There is an immense amount of football on the TV this month and the ‘God’ or Jesus of Football players continues to perplex me.   But recently I have found some relief!  A month ago something happened that I can not stop thinking about.

Buffalo Bills wide receiver Stevie Johnson dropped a game-winning touchdown in the end zone Sunday in overtime against the Pittsburgh Steelers. That night he used Twitter to say the most honest thing I have ever read!

I PRAISE YOU 24/7!!!!!! AND THIS HOW YOU DO ME!!!!! YOU EXPECT ME TO LEARN FROM THIS??? HOW???!!! ILL NEVER FORGET THIS!! EVER!!! THX THO…

I can not tell you how refreshing it is to hear Football Jesus get it trouble! He never gets blamed for anything. He gets all of the credit when things go well and none of the blame when things go wrong. This drives me absolutely crazy. This was like the Twitter version of the Psalms of lament where the psalmist cries out “where are you God?”

So Stevie Johnson pulls back the curtain and exposes the wizard! In one fell swoop he says the thing that we all were thinking and were too afraid to say.

On a little side note: have you ever noticed how we play the ‘God card’ in ways that are not exactly consistent?  If someone who you like (or think lives well) gets cancer, you may say that the Devil is attacking them.  If someone who you do not like (or do not think lives well) gets cancer, you may say that God is punishing them. It is a weird form of theo-poetics. We think that God is against people that we do not like and that the Devil is against people that we like.  When someone we like dies, I never hear anyone say “Jesus must have been mad at him.”

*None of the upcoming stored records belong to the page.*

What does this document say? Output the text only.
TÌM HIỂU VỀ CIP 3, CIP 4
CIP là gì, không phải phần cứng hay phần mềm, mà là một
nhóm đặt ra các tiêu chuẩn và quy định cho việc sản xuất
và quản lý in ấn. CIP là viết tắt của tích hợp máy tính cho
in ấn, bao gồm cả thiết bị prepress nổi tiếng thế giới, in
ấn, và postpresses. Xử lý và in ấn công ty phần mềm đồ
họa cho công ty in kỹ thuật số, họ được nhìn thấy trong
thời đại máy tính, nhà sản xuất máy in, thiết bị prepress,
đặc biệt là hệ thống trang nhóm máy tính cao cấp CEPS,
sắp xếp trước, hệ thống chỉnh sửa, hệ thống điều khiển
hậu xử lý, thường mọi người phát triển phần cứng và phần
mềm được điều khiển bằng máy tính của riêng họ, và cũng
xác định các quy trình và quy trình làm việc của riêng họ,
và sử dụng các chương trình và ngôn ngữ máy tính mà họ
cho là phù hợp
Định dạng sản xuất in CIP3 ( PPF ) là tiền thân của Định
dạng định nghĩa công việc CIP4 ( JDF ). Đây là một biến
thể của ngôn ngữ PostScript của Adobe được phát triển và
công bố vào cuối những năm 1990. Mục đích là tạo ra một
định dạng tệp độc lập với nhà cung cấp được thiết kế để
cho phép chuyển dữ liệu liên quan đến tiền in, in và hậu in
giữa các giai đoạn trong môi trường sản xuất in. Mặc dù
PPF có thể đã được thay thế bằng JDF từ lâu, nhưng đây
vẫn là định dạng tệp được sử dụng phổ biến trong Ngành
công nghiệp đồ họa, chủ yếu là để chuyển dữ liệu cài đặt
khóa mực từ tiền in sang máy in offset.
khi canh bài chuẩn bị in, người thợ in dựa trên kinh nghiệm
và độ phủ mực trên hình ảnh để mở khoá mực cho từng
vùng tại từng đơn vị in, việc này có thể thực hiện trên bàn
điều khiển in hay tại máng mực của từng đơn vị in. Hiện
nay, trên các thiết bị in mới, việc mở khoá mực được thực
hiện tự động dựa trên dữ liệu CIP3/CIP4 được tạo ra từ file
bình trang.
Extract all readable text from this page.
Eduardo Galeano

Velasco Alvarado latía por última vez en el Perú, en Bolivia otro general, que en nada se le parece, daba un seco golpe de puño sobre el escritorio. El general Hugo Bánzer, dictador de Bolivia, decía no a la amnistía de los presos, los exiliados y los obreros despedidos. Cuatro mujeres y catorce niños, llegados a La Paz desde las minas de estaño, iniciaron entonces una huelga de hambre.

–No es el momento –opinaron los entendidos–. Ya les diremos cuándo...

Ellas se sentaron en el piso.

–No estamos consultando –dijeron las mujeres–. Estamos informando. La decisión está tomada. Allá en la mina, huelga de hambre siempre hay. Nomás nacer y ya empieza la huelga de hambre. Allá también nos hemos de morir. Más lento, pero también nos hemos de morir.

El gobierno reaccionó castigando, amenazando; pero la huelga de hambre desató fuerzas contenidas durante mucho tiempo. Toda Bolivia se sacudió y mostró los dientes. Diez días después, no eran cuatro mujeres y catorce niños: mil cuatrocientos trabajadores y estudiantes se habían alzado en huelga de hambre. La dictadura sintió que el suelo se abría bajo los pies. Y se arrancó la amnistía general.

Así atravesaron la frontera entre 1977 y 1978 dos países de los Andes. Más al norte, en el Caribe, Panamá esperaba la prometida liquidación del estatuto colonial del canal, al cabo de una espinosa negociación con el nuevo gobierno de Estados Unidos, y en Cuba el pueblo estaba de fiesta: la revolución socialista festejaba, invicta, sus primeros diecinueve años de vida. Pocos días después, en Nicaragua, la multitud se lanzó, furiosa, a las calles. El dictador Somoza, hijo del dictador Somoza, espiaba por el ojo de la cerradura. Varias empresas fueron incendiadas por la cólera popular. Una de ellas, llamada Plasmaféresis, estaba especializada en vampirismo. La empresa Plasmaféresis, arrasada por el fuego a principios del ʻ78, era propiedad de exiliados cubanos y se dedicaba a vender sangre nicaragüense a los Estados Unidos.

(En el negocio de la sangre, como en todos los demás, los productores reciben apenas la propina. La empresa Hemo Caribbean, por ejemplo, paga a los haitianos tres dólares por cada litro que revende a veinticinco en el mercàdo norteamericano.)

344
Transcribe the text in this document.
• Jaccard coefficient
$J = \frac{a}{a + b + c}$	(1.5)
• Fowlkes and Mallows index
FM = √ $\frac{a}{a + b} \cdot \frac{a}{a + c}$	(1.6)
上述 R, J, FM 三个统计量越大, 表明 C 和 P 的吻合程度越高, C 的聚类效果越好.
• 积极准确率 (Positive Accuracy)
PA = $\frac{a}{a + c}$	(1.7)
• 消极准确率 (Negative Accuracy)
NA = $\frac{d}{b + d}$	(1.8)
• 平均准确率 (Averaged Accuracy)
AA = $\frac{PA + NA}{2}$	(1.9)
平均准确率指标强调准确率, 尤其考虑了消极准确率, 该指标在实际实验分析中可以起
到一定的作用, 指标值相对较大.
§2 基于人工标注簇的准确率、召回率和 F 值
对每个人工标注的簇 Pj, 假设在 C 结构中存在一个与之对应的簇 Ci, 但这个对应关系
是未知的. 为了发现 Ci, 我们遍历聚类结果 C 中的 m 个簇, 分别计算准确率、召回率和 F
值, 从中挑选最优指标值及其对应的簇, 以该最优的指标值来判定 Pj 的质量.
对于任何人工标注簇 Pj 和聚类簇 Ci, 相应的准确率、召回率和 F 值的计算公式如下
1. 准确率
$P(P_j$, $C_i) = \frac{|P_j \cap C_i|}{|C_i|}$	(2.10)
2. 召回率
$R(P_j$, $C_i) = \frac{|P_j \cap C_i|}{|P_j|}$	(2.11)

I am not OK with this view of God. I will be honest – I hate it. I have spent that last three years on my podcast deconstructing it.

Back to the main point: So when Stevie Johnson blames the God of Touchdowns – who usually gets the credit for people catching touchdowns but escapes all the blame from those who drop them – and it all comes up equal.

I have to admit, I hate that ‘God’ gets all the credit when things go well and none of the blame when things do not go well. So I am thrilled when someone blames Football Jesus when things go wrong. Not that I am glad when things go wrong… I wish that they did not… but they do and THAT is the point. Things go wrong! If we blame God or the Devil when they do, we saying something essential about the universe.  Is that what we mean to do?

It is not what I want to do any longer. I am glad for moments like Stevie Johnson’s tweet – while they may seem shallow or backward to some – they are theologically intriguing to me.
I am not a fan of crediting God for everything nor am I wanting to blame God for everything.

I want to get away from the Puppet-master view of God, the ATM prosperity gospel God and, while we are at it, the removed clock-maker view of God. These superstitious pre-modern views and these mechanistic modern views do not work. That is the beauty of pop-theology in sports! It helps us see the logical end of something boiled down too far.